The winner is owned by Denis and Pauline Moylan and trained by Joan Johnston. "He won here last year, but I don't know whether he remembers," smiled Denis. Flicka's Witness used to be an erratic jumper, as his owner confirmed. "He's been showjumping over poles to smarten him up. It took him four seasons to win, but he's now won three in a year." The Moylans also own useful Native Pride, currently sidelined, but due back in 2017 and credited their trainer for the victory – "She always gets her horses very fit." Plans may include Kimble next weekend – "He won at Easter after winning here last year and takes his racing well", said Denis. It was a third winner of the year for the promising Nick Meek, who also rides for Jamie Goss (who put him in for this ride). Pauline Harkin and Michael Kehoe. "My target is five winners so I'm just two off," admitted Nick. "But I'm just going with the flow and enjoying it."

Easiest winner of the day – in the fastest time – was the well-backed Arthur's Secret in the Dodson & Horrell Novice Riders Race. The six-year-old French hurdle winner made all the running under Abigail Banks and – despite some hesitant jumps – was unchallenged to score by 30 lengths from outsider Festival Bound. Buck Magic, ridden by Abigail's cousin John Smith-Maxwell, was third.

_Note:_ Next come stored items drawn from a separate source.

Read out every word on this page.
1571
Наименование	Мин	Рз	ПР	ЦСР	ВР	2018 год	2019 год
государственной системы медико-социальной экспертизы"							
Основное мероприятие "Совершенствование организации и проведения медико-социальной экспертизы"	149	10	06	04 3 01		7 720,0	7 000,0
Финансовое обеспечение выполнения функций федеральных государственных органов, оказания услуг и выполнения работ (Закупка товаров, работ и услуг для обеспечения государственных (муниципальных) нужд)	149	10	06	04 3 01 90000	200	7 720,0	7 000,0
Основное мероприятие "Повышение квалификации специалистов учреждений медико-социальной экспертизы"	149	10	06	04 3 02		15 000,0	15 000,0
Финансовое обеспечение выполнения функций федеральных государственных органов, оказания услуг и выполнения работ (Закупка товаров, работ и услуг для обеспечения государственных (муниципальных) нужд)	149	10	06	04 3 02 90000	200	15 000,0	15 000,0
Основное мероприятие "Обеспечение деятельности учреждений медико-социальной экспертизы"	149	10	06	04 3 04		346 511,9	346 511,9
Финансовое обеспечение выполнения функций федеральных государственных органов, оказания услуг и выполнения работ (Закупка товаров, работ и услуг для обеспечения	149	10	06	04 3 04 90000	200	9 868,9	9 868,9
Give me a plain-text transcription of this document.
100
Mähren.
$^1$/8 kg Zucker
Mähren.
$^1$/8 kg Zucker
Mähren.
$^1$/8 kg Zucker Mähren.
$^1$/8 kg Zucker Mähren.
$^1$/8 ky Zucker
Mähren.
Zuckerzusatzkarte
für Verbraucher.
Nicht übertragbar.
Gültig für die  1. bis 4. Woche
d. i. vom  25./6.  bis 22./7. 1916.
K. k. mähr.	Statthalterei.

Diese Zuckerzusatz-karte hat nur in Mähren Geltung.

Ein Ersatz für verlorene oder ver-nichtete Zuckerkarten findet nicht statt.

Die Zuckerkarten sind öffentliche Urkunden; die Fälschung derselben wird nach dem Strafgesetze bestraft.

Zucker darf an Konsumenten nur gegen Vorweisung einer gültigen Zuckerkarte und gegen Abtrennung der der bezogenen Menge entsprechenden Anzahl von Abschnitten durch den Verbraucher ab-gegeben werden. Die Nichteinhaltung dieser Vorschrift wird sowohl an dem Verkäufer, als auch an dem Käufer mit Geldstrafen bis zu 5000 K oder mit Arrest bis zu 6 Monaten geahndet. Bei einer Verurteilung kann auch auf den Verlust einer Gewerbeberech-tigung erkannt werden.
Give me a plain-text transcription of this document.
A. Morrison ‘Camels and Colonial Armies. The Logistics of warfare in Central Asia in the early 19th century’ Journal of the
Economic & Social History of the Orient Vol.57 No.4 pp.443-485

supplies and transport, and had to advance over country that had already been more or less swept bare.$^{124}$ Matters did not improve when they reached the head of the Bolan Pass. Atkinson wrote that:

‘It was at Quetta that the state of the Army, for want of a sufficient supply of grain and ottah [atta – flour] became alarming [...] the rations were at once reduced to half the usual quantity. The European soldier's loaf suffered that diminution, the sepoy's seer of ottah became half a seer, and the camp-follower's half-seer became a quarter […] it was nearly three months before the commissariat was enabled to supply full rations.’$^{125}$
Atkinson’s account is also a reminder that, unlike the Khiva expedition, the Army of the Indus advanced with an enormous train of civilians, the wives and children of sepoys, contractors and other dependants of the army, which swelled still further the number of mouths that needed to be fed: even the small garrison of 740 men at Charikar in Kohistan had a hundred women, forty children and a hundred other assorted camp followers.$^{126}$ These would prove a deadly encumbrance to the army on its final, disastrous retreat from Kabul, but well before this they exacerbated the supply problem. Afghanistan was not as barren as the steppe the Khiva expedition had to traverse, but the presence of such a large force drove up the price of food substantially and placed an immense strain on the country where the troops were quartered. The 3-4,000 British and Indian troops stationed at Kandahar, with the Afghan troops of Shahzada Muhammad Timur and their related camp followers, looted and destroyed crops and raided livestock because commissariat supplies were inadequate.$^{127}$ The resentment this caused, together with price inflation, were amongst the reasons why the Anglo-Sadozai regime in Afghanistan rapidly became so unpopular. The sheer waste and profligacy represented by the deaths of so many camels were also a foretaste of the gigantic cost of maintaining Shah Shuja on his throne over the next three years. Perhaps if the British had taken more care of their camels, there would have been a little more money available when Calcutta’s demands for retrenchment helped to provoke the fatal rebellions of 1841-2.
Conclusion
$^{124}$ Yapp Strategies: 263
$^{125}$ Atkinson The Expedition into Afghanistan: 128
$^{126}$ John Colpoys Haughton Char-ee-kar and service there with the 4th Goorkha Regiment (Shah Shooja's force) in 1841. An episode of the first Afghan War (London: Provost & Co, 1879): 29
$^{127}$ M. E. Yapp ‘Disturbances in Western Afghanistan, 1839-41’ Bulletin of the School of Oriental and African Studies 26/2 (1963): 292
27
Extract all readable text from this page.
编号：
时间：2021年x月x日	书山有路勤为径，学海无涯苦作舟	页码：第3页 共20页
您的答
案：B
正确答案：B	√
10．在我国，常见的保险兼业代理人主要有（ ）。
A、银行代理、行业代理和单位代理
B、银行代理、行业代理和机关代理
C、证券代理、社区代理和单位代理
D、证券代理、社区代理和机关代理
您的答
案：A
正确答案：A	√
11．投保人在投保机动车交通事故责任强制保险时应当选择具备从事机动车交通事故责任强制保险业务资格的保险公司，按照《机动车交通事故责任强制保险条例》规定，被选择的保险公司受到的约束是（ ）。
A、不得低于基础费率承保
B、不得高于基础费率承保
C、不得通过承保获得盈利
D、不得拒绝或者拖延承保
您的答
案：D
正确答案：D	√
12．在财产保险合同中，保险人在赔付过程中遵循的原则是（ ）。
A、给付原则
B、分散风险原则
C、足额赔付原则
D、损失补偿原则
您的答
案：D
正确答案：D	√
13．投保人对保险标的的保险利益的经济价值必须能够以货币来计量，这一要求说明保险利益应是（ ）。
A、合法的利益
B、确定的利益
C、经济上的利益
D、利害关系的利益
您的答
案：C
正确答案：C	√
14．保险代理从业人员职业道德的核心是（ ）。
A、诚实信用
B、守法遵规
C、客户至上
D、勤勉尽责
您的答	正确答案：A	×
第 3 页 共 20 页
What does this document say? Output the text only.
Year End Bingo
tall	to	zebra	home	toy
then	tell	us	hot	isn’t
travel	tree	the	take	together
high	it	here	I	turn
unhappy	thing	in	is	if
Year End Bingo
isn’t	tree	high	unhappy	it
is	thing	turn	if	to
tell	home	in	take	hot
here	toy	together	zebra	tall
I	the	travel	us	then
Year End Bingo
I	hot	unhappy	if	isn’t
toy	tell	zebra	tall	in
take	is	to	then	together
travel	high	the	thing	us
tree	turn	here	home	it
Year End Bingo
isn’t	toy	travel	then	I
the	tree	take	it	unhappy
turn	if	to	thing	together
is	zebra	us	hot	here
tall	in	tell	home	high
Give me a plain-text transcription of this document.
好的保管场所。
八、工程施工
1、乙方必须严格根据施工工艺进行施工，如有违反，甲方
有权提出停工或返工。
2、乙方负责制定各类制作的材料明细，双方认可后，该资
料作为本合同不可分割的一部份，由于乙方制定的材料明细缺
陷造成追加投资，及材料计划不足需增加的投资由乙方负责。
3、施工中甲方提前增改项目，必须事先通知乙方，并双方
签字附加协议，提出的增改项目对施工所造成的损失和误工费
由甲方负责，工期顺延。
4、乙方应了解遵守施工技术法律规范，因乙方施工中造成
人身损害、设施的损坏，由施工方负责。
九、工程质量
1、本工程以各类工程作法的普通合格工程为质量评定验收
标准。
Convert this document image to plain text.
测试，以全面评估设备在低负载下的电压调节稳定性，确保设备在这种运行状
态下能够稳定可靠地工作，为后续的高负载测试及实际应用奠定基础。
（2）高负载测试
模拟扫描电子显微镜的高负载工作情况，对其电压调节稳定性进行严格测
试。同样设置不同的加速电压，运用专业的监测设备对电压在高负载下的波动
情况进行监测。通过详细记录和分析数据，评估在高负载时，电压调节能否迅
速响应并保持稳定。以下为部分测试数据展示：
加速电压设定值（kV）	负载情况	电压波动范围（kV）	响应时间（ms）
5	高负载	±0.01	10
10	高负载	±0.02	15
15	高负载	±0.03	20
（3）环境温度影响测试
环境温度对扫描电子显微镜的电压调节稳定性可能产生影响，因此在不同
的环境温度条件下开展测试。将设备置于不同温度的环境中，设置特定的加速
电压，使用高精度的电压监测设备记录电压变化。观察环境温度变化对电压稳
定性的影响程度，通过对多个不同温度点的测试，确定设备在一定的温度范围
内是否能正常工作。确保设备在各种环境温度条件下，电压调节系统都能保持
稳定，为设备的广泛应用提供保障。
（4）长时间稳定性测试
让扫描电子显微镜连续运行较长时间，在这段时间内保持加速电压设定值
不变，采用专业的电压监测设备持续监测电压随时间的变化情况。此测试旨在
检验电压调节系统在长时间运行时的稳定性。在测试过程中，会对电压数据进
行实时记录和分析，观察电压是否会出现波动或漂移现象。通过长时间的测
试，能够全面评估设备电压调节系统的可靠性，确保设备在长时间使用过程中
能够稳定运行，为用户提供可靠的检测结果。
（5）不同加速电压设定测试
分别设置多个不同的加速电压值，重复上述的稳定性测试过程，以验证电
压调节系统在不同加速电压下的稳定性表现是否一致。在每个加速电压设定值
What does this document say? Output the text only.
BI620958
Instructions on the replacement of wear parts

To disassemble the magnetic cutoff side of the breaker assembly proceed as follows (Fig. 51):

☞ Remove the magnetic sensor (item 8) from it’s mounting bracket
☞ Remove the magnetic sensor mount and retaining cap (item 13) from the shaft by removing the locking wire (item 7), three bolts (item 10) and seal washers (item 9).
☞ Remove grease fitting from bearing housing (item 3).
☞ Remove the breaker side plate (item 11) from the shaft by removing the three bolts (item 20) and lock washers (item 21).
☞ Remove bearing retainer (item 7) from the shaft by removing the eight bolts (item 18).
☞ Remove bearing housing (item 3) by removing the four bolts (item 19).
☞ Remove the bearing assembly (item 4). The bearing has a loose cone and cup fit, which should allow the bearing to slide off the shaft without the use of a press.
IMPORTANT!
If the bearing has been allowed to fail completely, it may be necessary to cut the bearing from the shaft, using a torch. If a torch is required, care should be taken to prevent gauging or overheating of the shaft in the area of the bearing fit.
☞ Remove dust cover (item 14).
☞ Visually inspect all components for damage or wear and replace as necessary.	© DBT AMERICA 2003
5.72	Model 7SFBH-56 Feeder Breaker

"I don't think he was ever in danger of falling. He's fairly safe," said trainer's son Tom Weston, representing father Martin, who was 'at home on the sofa!'Owner Christine Banks bought Arthur's Secret at Doncaster and plans may include Ladies Opens. "He looks like a fair animal," continued Tom. "He's win impressively both time and galloped them into the ground today." "That was exciting," enthused the winning jockey. "He's very keen and puts everything into the race." It was a seventh career winner for Abigail, two on Arthur's Secret and the other five on the consistent Hall Kelly, who "Will run next weekend. We've been waiting for firmer ground."